Federal court rulings have established that non-English speakers have a right to interpretation services when they go to trial. And in 2000, President Bill Clinton signed an executive order to push federal agencies and other recipients of federal funds to improve services for people with “Limited English Proficiency.”
A federal government Web site—LEP.gov (“LEP” meaning “Limited English Proficiency”)—is devoted to offering guidelines on how to meet the requirement. And a visit to Web sites for federal agencies shows translated versions such as “El IRS en Español” and “CDC en Español.”
In 2002, the Office of Management and Budget attempted to put a price tag on such efforts nationwide. The OMB estimated the cost of interpretation for doctor and dentist appointments, hospital stays and emergency room visits at roughly $268 million a year.
The report, which did not attempt to tally the cost to all agencies, also estimated that foreign language services related to the food stamp program are roughly $25 million a year. It noted that language services could have some benefits that are hard to quantify, such as helping people to get medical help earlier, rather than waiting until they are sicker and more expensive to treat.

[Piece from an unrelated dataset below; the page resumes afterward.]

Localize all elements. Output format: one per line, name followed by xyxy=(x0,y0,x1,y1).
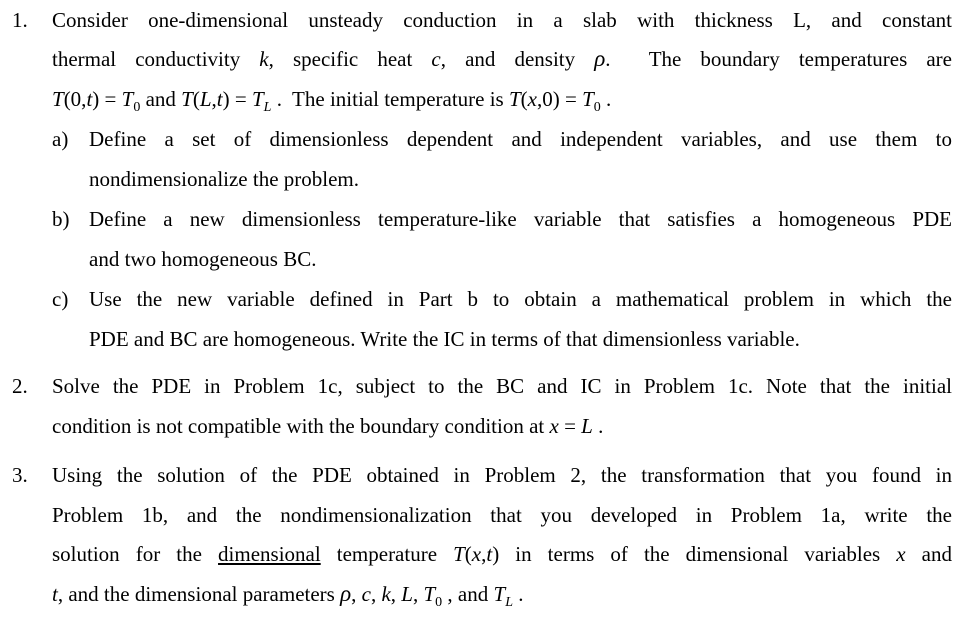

And in other cases, the cost is pushed to the local level.
In metro Atlanta, state and local officials offer some examples:
o Cobb County schools spent close to $1.2 million last year on services for families who don’t speak English. That includes contracted services plus salary and benefits for 64 staff interpreters—called “facilitators”—who speak Spanish, Portuguese, Korean, Haitian Creole, French, Russian and Ukrainian. The bill has nearly tripled in just five years. In the 2001 budget year, the school system spent nearly $343,000 and had just eight in-house interpreters.
o Gwinnett County spent nearly $539,000 in 2005 to provide interpreters in the courts. That’s more than double the amount the county spent in 2000, when it paid close to $215,400 for interpreters, who are hired as needed for specific cases.

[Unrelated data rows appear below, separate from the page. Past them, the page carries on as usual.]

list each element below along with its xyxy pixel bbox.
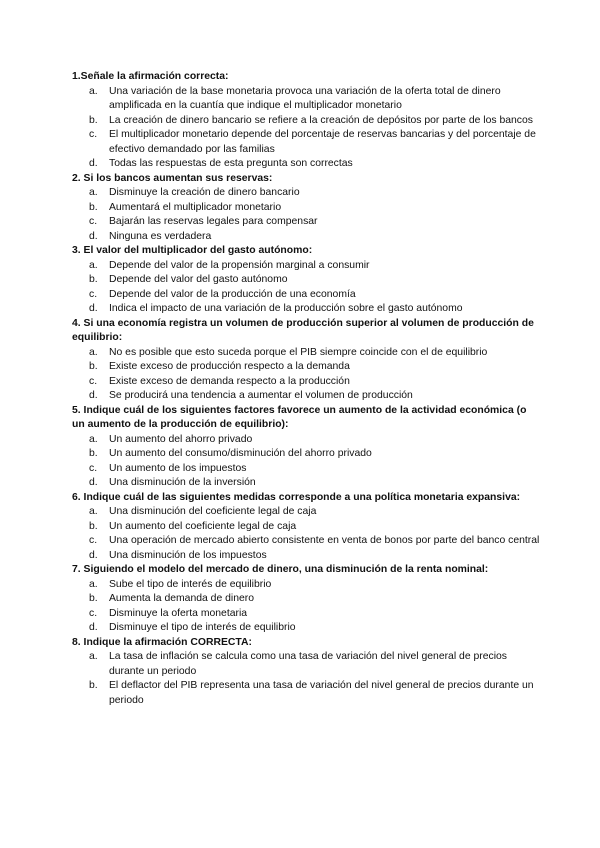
option-text: Bajarán las reservas legales para compensar [109,216,318,227]
option-text: Existe exceso de producción respecto a la demanda [109,361,350,372]
question-title: 6. Indique cuál de las siguientes medidas corresponde a una política monetaria expansiva: [72,491,521,503]
option-item [72,360,540,375]
option-letter: b. [89,593,98,604]
question-title: 8. Indique la afirmación CORRECTA: [72,636,252,648]
option-text: Existe exceso de demanda respecto a la producción [109,375,350,387]
option-text: Depende del valor de la propensión marginal a consumir [109,259,370,271]
option-text: El deflactor del PIB representa una tasa de variación del nivel general de precios durante un periodo [109,680,534,706]
option-letter: c. [89,288,98,300]
option-text: Depende del valor de la producción de una economía [109,288,356,300]
option-item [72,302,540,317]
option-letter: b. [89,114,98,126]
question-title: 5. Indique cuál de los siguientes factores favorece un aumento de la actividad económica (o un aumento de la producción de equilibrio): [72,404,527,430]
question-7 [72,563,540,636]
option-letter: c. [89,375,98,387]
option-text: La creación de dinero bancario se refiere a la creación de depósitos por parte de los bancos [109,114,533,126]
option-letter: d. [89,230,98,242]
option-text: Aumentará el multiplicador monetario [109,201,282,213]
option-letter: b. [89,274,98,285]
option-item [72,679,540,708]
option-letter: c. [89,535,98,546]
option-letter: b. [89,201,98,213]
option-text: No es posible que esto suceda porque el PIB siempre coincide con el de equilibrio [109,346,488,358]
option-item [72,157,540,172]
option-item [72,621,540,636]
option-letter: d. [89,549,98,561]
option-item [72,85,540,114]
option-text: Un aumento de los impuestos [109,462,247,474]
option-item [72,288,540,303]
option-letter: d. [89,477,98,488]
option-item [72,201,540,216]
option-letter: c. [89,129,98,140]
option-text: Una disminución de los impuestos [109,549,267,561]
question-title: 7. Siguiendo el modelo del mercado de dinero, una disminución de la renta nominal: [72,564,489,575]
option-item [72,128,540,157]
option-text: Indica el impacto de una variación de la producción sobre el gasto autónomo [109,303,463,314]
option-text: Se producirá una tendencia a aumentar el volumen de producción [109,390,413,401]
question-2 [72,172,540,245]
option-item [72,520,540,535]
option-text: Una operación de mercado abierto consistente en venta de bonos por parte del banco central [109,535,540,546]
option-item [72,389,540,404]
option-list [72,650,540,708]
option-item [72,230,540,245]
option-text: Una disminución de la inversión [109,477,256,488]
option-letter: a. [89,433,98,445]
option-text: Una disminución del coeficiente legal de caja [109,506,317,517]
option-item [72,462,540,477]
option-text: La tasa de inflación se calcula como una tasa de variación del nivel general de precios durante un periodo [109,651,507,677]
option-item [72,273,540,288]
option-letter: a. [89,187,98,198]
option-list [72,186,540,244]
option-text: Disminuye la oferta monetaria [109,607,248,619]
option-text: Disminuye el tipo de interés de equilibrio [109,622,296,633]
option-letter: b. [89,520,98,532]
option-text: Sube el tipo de interés de equilibrio [109,578,272,590]
option-item [72,375,540,390]
option-list [72,259,540,317]
option-letter: a. [89,506,98,517]
option-letter: d. [89,303,98,314]
option-letter: d. [89,158,98,169]
option-letter: b. [89,680,98,691]
option-letter: a. [89,259,98,271]
question-6 [72,491,540,564]
option-item [72,549,540,564]
option-text: Disminuye la creación de dinero bancario [109,187,300,198]
option-item [72,447,540,462]
option-letter: a. [89,651,98,662]
option-list [72,346,540,404]
option-text: Todas las respuestas de esta pregunta son correctas [109,158,353,169]
option-letter: d. [89,622,98,633]
option-list [72,433,540,491]
question-3 [72,244,540,317]
option-item [72,476,540,491]
option-letter: b. [89,448,98,459]
question-title: 4. Si una economía registra un volumen de producción superior al volumen de producción de equilibrio: [72,317,534,343]
option-item [72,650,540,679]
option-item [72,505,540,520]
question-4 [72,317,540,404]
option-letter: d. [89,390,98,401]
option-text: Una variación de la base monetaria provoca una variación de la oferta total de dinero amplificada en la cuantía que indique el multiplicador monetario [109,85,501,111]
question-title: 1.Señale la afirmación correcta: [72,71,229,82]
question-5 [72,404,540,491]
option-item [72,186,540,201]
option-letter: b. [89,361,98,372]
option-item [72,114,540,129]
question-8 [72,636,540,709]
option-text: Un aumento del consumo/disminución del ahorro privado [109,448,372,459]
question-1 [72,70,540,172]
option-text: Un aumento del ahorro privado [109,433,253,445]
option-item [72,259,540,274]
question-title: 3. El valor del multiplicador del gasto autónomo: [72,245,313,256]
option-text: Ninguna es verdadera [109,230,212,242]
option-text: Depende del valor del gasto autónomo [109,274,288,285]
option-list [72,505,540,563]
option-text: Aumenta la demanda de dinero [109,593,254,604]
option-list [72,578,540,636]
question-title: 2. Si los bancos aumentan sus reservas: [72,172,273,184]
option-item [72,534,540,549]
option-letter: c. [89,462,98,474]
option-letter: c. [89,216,98,227]
option-item [72,215,540,230]
option-item [72,607,540,622]
question-list [72,70,540,708]
option-item [72,346,540,361]
option-list [72,85,540,172]
option-text: El multiplicador monetario depende del porcentaje de reservas bancarias y del porcentaje de efectivo demandado por las familias [109,129,536,155]
option-item [72,433,540,448]
option-letter: c. [89,607,98,619]
option-text: Un aumento del coeficiente legal de caja [109,520,297,532]
option-letter: a. [89,346,98,358]
option-letter: a. [89,578,98,590]
option-item [72,578,540,593]
option-letter: a. [89,85,98,97]
option-item [72,592,540,607]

Assistant District Attorney Stephen Fern says the need has grown “exponentially” in recent years. “We can’t get through a calendar anymore without an interpreter,” Fern said.
o The state Division of Family and Children Services estimates that it spent about $346,000 in 2006 for interpretation services in the area that includes metro Atlanta.
Using phone for help
While some agencies hire staff interpreters, or recruit multilingual staff, many rely on California-based Language Line Services.
The company, known for its over-the-phone translation services, says it is the single largest provider of foreign language services to government agencies in Georgia.
Company officials say that government agencies in the metro area most frequently request help with Spanish, Russian, Vietnamese, Mandarin, Cantonese, Korean, Portuguese, French, Turkish and Arabic. The company works with about 150 public agencies in Georgia, roughly 50 of them in metro Atlanta, said Greg Holt, the government markets manager.
Because Language Line is privately held, company officials declined to offer details on the dollar value of contracts with metro area governments or specifics on the growth of the company’s business with Georgia’s public agencies. Company officials did say they are trying to hire more interpreters in Georgia, hoping to increase their base of interpreters in the state by 65-70 percent.
Others who work in the translation business agree that demand is booming in metro Atlanta.
The need for Asian language translation services also is on the rise in the metro area.
Even Grady Hospital, which has six translators on duty during peak hours, could use more people with foreign language skills, said Sanchez, who oversees the translators.